PBSR is just a functionality of making it so that under 2900 SR gains and losses from match outcomes can be adjusted based on your performance. MMR is always free to move as much as is needed, including zero. Once you’re not a new account, and have been playing a sufficient number of games, the uncertainty metric of MMR lowers and MMR becomes more stable, therefore it moves less extremely, and more similarly to the SR.
There’s a section in the guide about the conflicting information from Scott Mercer’s posts and why Kaawumba interprets things to be what Jeff says, which was explicitly that “Only MMR is used for matchmaking”. PBSR is a change to a visible stat, whereas MMR is a secret stat. We don’t know how much it moves in a win or a loss, but we have been told that it adjusts more freely than the constraints that were placed on SR.
This is a title of a section that has a good amount of info on this.

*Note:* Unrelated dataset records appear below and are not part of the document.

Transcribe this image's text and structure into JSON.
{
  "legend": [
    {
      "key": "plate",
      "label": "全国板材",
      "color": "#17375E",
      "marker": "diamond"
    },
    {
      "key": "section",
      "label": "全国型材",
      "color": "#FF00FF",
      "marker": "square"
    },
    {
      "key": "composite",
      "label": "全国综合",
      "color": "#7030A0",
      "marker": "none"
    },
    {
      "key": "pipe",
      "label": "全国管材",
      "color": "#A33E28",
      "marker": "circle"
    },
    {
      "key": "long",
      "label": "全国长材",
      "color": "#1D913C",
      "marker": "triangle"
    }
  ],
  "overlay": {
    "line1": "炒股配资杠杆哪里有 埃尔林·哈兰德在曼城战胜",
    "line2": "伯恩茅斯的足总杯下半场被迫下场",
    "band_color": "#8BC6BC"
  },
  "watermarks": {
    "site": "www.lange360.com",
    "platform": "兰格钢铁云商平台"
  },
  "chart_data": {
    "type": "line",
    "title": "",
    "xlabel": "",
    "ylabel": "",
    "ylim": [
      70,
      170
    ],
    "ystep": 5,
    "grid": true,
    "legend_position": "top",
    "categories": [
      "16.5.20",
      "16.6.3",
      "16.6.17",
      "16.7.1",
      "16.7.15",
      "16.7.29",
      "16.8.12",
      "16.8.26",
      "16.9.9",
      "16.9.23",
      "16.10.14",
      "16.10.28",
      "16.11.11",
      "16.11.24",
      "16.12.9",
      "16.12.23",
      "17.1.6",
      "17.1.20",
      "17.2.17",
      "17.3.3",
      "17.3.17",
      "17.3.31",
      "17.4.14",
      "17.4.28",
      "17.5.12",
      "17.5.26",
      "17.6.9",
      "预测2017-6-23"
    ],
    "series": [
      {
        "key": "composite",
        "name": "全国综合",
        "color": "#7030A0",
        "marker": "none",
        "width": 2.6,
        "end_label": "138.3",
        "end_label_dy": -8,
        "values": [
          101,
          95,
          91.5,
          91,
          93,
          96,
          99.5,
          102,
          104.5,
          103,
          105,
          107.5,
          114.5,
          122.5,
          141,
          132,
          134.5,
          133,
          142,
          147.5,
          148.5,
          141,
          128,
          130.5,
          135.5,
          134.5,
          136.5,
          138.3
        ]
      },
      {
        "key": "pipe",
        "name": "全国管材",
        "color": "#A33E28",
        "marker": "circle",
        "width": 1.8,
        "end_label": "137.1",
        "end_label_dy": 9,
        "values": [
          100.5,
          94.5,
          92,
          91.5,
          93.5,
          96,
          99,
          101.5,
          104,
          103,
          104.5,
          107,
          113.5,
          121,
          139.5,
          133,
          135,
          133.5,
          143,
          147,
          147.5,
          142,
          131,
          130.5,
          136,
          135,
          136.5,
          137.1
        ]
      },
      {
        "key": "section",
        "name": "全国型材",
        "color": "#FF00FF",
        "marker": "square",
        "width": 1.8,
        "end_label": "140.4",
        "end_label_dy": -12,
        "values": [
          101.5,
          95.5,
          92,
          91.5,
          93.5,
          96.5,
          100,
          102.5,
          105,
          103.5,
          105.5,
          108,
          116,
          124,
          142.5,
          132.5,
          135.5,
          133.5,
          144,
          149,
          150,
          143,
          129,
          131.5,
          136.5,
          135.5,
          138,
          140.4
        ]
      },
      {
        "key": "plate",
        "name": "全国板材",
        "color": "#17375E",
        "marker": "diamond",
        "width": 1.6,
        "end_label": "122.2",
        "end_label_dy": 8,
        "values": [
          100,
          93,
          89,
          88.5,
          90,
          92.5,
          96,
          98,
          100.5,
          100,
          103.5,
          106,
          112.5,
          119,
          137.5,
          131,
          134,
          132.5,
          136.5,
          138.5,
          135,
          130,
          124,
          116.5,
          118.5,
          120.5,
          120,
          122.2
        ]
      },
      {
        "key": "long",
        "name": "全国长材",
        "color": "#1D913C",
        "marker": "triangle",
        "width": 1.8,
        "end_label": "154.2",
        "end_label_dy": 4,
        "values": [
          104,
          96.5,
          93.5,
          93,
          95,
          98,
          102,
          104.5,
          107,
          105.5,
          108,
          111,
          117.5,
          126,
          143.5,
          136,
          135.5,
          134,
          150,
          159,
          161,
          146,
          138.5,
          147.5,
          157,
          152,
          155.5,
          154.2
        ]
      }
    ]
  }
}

This is not a thing. The match maker does not pre-arrange wins or losses for either team. Every match is created with the intent of being as close to a 50/50 win chance for each team as is possible within the time it takes to find the right people.
When he says “nearly guaranteed to win”, this is not talking about intentional actions on part of the matchmaker. The matchmaker is using skill information that is POTENTIALLY inaccurate. So, if your skill information is inaccurately low, then it will be accidentally putting you in matches that are easier than they should be. If you continue to lose those matches due to the reality of randomness and team synergy, then your MMR will get lower, and potentially be more incorrect. Eventually, if the MMR is wrong enough, then the games will get very easy, and the chances will increase that you’ll win. There is no such thing as “rigged to guarantee” anything. When MMR is inaccurate, then the chances are just slanted in the direction of correction, because your actual skill is different than their model of your skill. They’re putting you in matches that are INTENDED to be completely fair and even with the understanding that MMR is not a perfect model of skill, just the best that exists in the Overwatch ecosystem.
People talk of statistical probabilities, but others interpret those as intentions, or aims, or bad things. The matchmaker is not a person, it doesn’t seek to even the score. The matchmaker doesn’t care how many games you’ve won or lost, it just takes the MMR and tries to put you in a fair game based on that MMR and the MMR of the people queued at the same time as you.